Par Jean-Christophe Castelain · Le Journal des Arts

Le 26 janvier 2021 - 521 mots

STRASBOURG

Le volet strasbourgeois de l’exposition consacrée à Joris-Karl Huysmans restitue bien l’univers du critique.

Strasbourg. Qui connaît vraiment Joris-Karl Huysmans (JKH, 1848-1907) ? Sans doute pas le visiteur du volet parisien de cette exposition-dossier, resté sur sa faim à la sortie du Musée d’Orsay l’an dernier, perplexe devant une scénographie abstraite et muette peu à même de raconter cet écrivain complexe (lire le JdA no 536, 3 janvier 2020). C’est à Strasbourg qu’il faut aller (si l’exposition survit au confinement) pour en savoir plus sur l’auteur d’ À rebours. Estelle Pietrzyk, la directrice du Musée d’art moderne et contemporain, aidée du professeur de littérature Robert Kopp, spécialiste de l’écrivain, n’a pas hésité à accumuler objets, œuvres d’art et documents (plus de 500 contre moins d’une centaine pour Orsay) afin de décrire l’univers de Huysmans, réussissant fort bien à reconstituer l’atmosphère surchargée de l’époque.

Du Salon au monastère

Tout complexe qu’il est, Huysmans laisse voir l’évolution de ses centres d’intérêt à travers la chronologie de ses écrits qui suivent une progression linéaire. Une aubaine pour les scénographes. Ainsi la salle introductive illustre les premiers textes de JKH – des poèmes – avec force bibelots, drageoirs en cristal, sonnettes de table, bonbonnières. Ici, la correspondance est plus symbolique que réelle.

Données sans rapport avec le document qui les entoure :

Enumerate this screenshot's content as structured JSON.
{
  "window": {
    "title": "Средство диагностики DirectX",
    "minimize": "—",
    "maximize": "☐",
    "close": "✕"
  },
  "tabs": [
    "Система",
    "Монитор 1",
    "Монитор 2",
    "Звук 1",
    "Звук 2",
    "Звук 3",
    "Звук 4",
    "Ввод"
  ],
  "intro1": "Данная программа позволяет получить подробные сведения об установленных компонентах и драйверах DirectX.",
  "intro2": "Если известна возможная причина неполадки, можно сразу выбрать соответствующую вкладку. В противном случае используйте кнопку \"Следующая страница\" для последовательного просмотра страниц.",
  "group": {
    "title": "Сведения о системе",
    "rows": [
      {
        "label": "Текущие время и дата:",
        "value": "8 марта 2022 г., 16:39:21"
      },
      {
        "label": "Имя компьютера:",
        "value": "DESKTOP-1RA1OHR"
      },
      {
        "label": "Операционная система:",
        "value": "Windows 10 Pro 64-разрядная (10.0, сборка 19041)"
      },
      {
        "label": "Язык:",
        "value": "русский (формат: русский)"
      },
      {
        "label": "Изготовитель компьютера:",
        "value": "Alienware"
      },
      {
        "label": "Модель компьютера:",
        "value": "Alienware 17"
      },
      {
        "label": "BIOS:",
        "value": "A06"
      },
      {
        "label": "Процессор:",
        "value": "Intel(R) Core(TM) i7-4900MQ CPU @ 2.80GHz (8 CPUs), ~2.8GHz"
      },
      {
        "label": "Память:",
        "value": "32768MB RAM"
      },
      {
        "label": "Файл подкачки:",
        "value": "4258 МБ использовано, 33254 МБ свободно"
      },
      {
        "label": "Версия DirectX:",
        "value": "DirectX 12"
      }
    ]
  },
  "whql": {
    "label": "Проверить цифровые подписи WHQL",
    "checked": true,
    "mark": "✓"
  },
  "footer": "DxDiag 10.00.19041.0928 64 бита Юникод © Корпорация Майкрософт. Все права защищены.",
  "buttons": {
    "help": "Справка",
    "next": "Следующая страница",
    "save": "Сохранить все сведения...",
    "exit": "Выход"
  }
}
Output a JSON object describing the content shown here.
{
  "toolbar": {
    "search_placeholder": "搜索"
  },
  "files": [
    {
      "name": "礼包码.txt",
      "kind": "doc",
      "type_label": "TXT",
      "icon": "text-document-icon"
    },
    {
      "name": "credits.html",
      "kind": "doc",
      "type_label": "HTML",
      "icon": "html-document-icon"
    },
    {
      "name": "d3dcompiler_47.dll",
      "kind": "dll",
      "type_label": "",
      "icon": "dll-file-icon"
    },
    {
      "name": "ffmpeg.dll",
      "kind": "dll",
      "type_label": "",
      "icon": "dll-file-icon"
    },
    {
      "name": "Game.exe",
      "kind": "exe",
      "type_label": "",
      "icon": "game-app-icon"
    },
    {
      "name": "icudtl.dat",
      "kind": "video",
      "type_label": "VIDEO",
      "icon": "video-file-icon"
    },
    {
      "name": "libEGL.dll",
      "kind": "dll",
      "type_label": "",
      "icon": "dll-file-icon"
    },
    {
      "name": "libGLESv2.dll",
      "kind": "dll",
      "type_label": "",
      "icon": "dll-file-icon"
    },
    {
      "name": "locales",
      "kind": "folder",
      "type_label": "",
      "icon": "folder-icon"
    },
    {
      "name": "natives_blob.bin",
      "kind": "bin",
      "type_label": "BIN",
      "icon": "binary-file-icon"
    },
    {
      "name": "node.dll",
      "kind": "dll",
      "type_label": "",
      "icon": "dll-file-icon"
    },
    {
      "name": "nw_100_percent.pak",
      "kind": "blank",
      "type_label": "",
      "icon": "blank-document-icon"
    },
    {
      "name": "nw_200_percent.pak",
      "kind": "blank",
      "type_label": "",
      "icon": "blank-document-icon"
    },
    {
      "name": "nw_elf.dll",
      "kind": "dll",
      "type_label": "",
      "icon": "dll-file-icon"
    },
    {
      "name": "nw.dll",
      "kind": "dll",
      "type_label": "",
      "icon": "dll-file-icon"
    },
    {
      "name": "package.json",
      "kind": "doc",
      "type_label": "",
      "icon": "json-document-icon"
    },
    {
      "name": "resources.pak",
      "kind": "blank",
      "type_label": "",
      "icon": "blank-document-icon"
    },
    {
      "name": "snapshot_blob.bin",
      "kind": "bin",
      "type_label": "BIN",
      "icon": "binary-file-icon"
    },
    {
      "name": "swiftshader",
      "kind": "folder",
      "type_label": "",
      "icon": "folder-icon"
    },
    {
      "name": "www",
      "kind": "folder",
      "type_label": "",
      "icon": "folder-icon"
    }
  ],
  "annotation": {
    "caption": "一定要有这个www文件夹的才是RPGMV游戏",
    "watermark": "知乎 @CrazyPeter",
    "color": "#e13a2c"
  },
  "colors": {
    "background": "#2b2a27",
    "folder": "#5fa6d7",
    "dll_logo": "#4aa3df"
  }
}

Ce qui n’est pas le cas de la salle consacrée à ses commentaires du Salon. Les tableaux y sont à touche-touche, comme à l’époque, et la conservatrice et commissaire confronte quelques-unes des œuvres vomies par le critique, ainsi La Naissance de Vénus par Bouguereau, aux peintures de Degas ou Caillebotte que le même soutient fermement.

Plusieurs espaces sont naturellement réservés à son œuvre phare (À rebours, 1884 ), qui lui a valu jusqu’à aujourd’hui l’étiquette de « décadent », bien loin de celle de promoteur de l’art indépendant et naturaliste (des vocables plus utilisés à l’époque que celui d’« impressionnisme »). Faisant fi par avance et avec raison d’un procès en littéralité, Estelle Pietrzyk a rassemblé de nombreux objets qui auraient pu décorer la maison de Des Esseintes, le personnage principal du roman inspiré par le comte Robert de Montesquiou. Objets précieux, tapisseries, papiers peints, mais aussi illustrations ou faïences prenant pour motif faune et flore quand, en cette fin du XIXe siècle, la nature imitée séduit davantage que la nature réelle, peuplent ces cabinets de curiosités. Ici The Unrully Collection, de l’artiste contemporain Mark Dion (un faux cabinet de curiosités !), trouve naturellement sa place, comme ce dispositif olfactif qui permet aux visiteurs de sentir les parfums de l’époque. Tout est en abondance, décoratif, oppressant, capiteux, comme l’étaient les maisons bourgeoises au tournant du siècle. En revanche, bien peu de ces maisons ont accroché sur leurs murs des gravures ou tableaux d’Odilon Redon ou de Félicien Rops que Huysmans affectionnait et qui sont bien présents dans l’exposition.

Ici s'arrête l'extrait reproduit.